Эйзен - страница 35
На войне более всего требуется пуль – обычных, разрывных и увеличенной убойности. А в массовке требуется много людей. Их набирали по объявлениям в газете. Некоторые приходили на съёмки семьями и рабочими ячейками, но железная пятёрка ассистентов во главе с Гришей Александровым разбивала группы – растаскивала знакомых в разные места, чтобы создать ощущение полной однородности человеческого потока. По замыслу режиссёра, этот поток струился из кадра в кадр, по лестницам, пристани, портовой насыпи, то сужаясь, то разливаясь морем – создавая ощущение бесконечности человеческой массы.

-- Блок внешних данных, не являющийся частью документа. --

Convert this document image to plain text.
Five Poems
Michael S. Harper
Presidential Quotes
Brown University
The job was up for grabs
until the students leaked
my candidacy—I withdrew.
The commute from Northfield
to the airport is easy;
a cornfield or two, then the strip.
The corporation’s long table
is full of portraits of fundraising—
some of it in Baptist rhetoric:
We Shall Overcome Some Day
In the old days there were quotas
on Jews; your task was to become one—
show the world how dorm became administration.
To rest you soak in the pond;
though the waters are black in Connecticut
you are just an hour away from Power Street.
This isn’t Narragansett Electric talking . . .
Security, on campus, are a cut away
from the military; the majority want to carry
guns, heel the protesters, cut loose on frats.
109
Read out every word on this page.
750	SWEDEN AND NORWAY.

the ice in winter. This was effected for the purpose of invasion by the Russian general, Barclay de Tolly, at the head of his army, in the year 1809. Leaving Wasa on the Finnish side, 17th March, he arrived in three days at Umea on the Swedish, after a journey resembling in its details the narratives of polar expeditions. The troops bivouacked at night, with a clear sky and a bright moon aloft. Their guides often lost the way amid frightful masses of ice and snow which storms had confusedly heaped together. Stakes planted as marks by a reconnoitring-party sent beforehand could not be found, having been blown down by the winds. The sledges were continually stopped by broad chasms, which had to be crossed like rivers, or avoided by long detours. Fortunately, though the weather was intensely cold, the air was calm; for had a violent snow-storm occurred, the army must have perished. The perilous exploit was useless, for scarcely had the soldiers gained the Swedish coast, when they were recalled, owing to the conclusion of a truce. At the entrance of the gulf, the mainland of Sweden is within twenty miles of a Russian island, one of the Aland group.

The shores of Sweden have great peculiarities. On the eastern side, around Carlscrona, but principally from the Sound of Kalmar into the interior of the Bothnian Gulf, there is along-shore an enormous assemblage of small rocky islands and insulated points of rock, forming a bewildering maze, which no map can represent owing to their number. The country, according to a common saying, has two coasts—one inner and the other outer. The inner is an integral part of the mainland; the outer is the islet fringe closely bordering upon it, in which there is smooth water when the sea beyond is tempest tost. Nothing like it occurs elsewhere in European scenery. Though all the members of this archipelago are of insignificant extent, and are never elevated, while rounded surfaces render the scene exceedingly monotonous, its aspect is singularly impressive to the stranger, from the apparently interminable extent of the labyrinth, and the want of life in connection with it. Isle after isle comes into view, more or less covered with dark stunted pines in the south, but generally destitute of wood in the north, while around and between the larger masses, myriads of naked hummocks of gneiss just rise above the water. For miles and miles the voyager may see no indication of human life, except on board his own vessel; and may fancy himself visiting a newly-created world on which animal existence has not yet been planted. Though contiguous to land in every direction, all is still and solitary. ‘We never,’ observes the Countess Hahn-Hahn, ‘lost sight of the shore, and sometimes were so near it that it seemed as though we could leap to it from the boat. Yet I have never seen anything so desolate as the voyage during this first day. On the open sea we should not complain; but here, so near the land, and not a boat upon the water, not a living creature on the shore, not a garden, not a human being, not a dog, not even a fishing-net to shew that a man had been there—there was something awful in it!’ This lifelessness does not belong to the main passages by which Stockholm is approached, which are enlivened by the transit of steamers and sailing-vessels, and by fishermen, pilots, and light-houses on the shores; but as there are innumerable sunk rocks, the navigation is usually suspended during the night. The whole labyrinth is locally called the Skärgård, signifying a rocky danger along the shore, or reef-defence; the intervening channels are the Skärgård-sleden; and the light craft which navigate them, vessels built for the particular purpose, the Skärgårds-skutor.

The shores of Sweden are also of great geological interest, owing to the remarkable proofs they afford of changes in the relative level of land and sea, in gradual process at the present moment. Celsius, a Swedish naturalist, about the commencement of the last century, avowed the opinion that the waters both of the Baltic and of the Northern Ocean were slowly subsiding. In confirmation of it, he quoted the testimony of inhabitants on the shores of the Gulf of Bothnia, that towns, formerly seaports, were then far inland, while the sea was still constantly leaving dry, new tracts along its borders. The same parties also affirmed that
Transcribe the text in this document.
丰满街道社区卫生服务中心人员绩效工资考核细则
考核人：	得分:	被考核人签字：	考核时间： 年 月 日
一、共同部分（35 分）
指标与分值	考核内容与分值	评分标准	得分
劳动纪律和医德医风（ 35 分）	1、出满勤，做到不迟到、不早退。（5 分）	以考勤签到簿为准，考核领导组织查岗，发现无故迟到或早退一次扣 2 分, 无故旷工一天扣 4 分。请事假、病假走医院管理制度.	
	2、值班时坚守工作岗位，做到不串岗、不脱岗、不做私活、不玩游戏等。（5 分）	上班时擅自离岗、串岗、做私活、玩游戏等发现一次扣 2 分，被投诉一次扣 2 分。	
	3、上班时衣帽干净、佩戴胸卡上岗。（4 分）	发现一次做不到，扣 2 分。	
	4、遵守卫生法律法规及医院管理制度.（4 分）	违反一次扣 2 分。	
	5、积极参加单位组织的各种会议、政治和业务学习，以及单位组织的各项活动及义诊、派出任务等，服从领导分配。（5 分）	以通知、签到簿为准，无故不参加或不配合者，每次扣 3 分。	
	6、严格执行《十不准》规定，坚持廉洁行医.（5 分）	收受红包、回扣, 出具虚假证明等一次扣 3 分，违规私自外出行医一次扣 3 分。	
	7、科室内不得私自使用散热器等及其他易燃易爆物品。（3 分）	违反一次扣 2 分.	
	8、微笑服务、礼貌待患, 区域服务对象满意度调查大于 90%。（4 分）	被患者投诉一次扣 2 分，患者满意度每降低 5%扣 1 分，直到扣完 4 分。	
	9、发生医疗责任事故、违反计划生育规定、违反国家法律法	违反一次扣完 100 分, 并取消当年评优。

Ещё на войне нужны шрапнель и картечь. А фильму нужны эпизодические герои – те, что задержатся в кадре на секунду или три. Этих легко находили в массовке. Курсистки с нежными взглядами, студенты – с голодными. Толстомордая крестьянская баба и татарка с костистыми скулами. Рыбак. Инженер. Гулящие матросы… Чем ярче обличья и чем больше разнятся – тем лучше.
Также хороши в сражении бомбы – фугасные и зажигательные. А среди героев эпизода особенно хороши те, чьи лица подвижны и излучают эмоции, – этих можно показать и два, и три раза, фильму только на пользу. Посмотришь на такую физиономию – унылую до крайности или испуганную вусмерть – и сам загрустишь или вздрогнешь. Изображать чувства умеют и артисты, но имитации нынче без надобности. Зритель должен поверить – не в условную игру, а в абсолютную реальность происходящего на экране. И потому: искать пластичные лица, шерстить по массовке! А также бомбить объявлениями в прессу: «Требуется мужчина, рост и лета безразличны, наглое выражение лица», «Требуется старец, дряхлый и со скорбными очами»… Искали, шерстили, бомбили – нашли, и многих. Особенно Эйзена радовала армянская старуха, умеющая излучать праведное негодование пополам с неподдельным горем.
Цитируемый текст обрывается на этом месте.